O sistema político do Irã tem por base a constituição de 1979, que fez do país uma república islâmica. Nos termos da constituição, as relações políticas, econômicas, sociais e culturais vigentes no país devem estar de acordo com o Islão. De acordo com relatórios internacionais, o histórico de direitos humanos do Irã é excepcionalmente ruim. O regime no Irã é antidemocrático, persegue e prende com frequência críticos do governo e de seu Líder Supremo e restringe severamente a participação de candidatos em eleições populares, bem como em outras formas de atividade política.

Governo

O Líder Supremo (ou Faqih) é o chefe de Estado do Irã. O cargo é ocupado desde junho de 1989 pelo aiatolá Ali Khamenei, que sucedeu a Khomeini. É eleito pela Assembleia dos Peritos para um mandato vitalício. Suas principais atribuições são a de comandante em chefe das Forças Armadas, nomeação do chefe do poder judiciário, do chefe da segurança interna, dos líderes das orações da sexta-feira, do diretor das estações de rádio e de televisão, bem como de seis dos doze membros do Conselho dos Guardiães. Pode demitir o Presidente do Irã caso considere que este não governa de acordo com a constituição. O poder executivo compete ao presidente, segunda figura do Estado após o Líder Supremo. É eleito através de sufrágio universal para um mandato de quatro anos. Até 1989, ano em que foi aprovada uma reforma constitucional, este cargo detinha poucos poderes. A reforma aboliu o cargo de primeiro-ministro e concedeu maiores poderes ao cargo presidencial. O presidente nomeia e supervisiona o Conselho de Ministros e coordena as decisões governamentais. O seu poder encontra-se limitado pelo Líder Supremo. Os candidatos a presidente devem ser iranianos xiitas e seus nomes são previamente aprovados pelo Conselho dos Guardiães. O ex-presidente do Irã, eleito em agosto de 2013, e reeleito em 2017 foi Hassan Rohani.

Relações internacionais

A política externa do Irã é o produto de muitos, e às vezes fatores conflitantes: a ideologia da revolução islâmica do Irã; a percepção das lideranças iranianas de ameaças ao regime e ao país; os interesses nacionais iranianos de longa data; e a interação de várias facções e grupos constituintes do regime iraniano.

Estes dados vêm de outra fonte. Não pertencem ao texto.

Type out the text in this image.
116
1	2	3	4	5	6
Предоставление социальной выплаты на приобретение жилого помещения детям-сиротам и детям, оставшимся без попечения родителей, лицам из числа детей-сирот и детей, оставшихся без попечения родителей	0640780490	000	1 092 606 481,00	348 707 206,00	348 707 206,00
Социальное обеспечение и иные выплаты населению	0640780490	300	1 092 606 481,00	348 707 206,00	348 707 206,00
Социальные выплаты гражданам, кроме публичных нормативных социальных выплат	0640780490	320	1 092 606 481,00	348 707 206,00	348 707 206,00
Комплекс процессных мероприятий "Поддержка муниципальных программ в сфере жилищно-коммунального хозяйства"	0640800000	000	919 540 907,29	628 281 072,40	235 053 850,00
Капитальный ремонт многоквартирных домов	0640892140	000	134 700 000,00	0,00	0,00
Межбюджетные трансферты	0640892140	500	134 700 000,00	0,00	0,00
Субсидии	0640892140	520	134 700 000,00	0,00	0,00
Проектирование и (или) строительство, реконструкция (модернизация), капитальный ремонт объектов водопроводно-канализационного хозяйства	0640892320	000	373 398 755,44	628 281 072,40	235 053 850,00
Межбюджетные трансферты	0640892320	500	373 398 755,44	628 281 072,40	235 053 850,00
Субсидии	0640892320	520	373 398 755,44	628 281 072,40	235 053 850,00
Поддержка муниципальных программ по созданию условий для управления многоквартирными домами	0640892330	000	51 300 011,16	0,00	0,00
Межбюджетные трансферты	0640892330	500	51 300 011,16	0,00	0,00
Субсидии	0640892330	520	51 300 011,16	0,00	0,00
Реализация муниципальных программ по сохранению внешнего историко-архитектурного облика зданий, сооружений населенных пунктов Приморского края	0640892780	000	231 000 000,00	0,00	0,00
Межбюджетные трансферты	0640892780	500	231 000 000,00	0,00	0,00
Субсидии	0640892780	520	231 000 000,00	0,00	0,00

O Irã, ao longo de décadas, busca derrubar a estrutura de poder no Oriente Médio, que assegura favorecer os Estados Unidos e seus aliados, Israel e Arábia Saudita, além de outros regimes árabes sunitas. Os iranianos buscam, no entanto, manter contatos estreitos com países em desenvolvimento e não alinhados. Desde a revolução de 1979, o Irã não reconhece o Estado de Israel e as relações diplomáticas com os Estados Unidos permanecem rompidas. As negociações acerca do programa nuclear iraniano representam uma melhora significativa nestas relações. O país persa está sob sanções das Nações Unidas desde 2006, devido à desconfiança internacional de um possível desenvolvimento clandestino de armas de destruição em massa.

Forças armadas

A República Islâmica do Irã tem dois tipos de forças armadas: as forças regulares do Exército, da Força Aérea e da Marinha e da Guarda Revolucionária, totalizando cerca de 545 mil soldados ativos. O Irã também tem cerca de 350 mil forças de reserva, totalizando cerca de 900 mil soldados treinados. O governo do Irã tem uma milícia paramilitar voluntária dentro da Guarda Revolucionária, chamada Basij, que inclui cerca de 90 mil membros uniformizados em tempo integral na ativa. Até 11 milhões de homens e mulheres são membros do Basij que poderiam ser chamados para o serviço. O portal GlobalSecurity estima que o Irã poderia mobilizar "até um milhão de homens", o que estaria entre as maiores mobilizações de tropas do mundo. Em 2007, os gastos militares do Irã representaram 2,6% do PIB ou 102 dólares per capita, o valor mais baixo das nações do Golfo Pérsico. A doutrina militar do Irã é baseada na dissuasão. Em 2014, o país gastou 15 bilhões de dólares em armas, enquanto os estados do Conselho de Cooperação do Golfo gastaram oito vezes mais.

Direitos humanos

O desrespeito aos direitos humanos no Irã tem sido criticado tanto pelos próprios iranianos, quanto por ativistas internacionais de direitos humanos, escritores e ONGs. A Assembleia Geral da ONU e da Comissão de Direitos Humanos denunciaram abusos anteriores e atuais no país, em críticas e em várias resoluções publicadas. O governo do Irã é criticado tanto por restrições e punições que seguem a Constituição e a lei da República Islâmica, quanto por ações que não seguem nenhuma lei, como tortura, estupro e assassinato de presos políticos e espancamentos e assassinatos de dissidentes e outros civis. As restrições e punições que são legais na República Islâmica, mas que violam completamente as normas internacionais de direitos humanos, incluem: penas severas para crimes comuns; punição para "crimes sem vítimas", tais como fornicação e homossexualidade; execução de menores de 18 anos de idade, restrições à liberdade de expressão e à imprensa, incluindo a prisão de jornalistas, e tratamento desigual de acordo com a religião e o gênero das população na constituição da República Islâmica — especialmente ataques a membros da religião Bahá'í.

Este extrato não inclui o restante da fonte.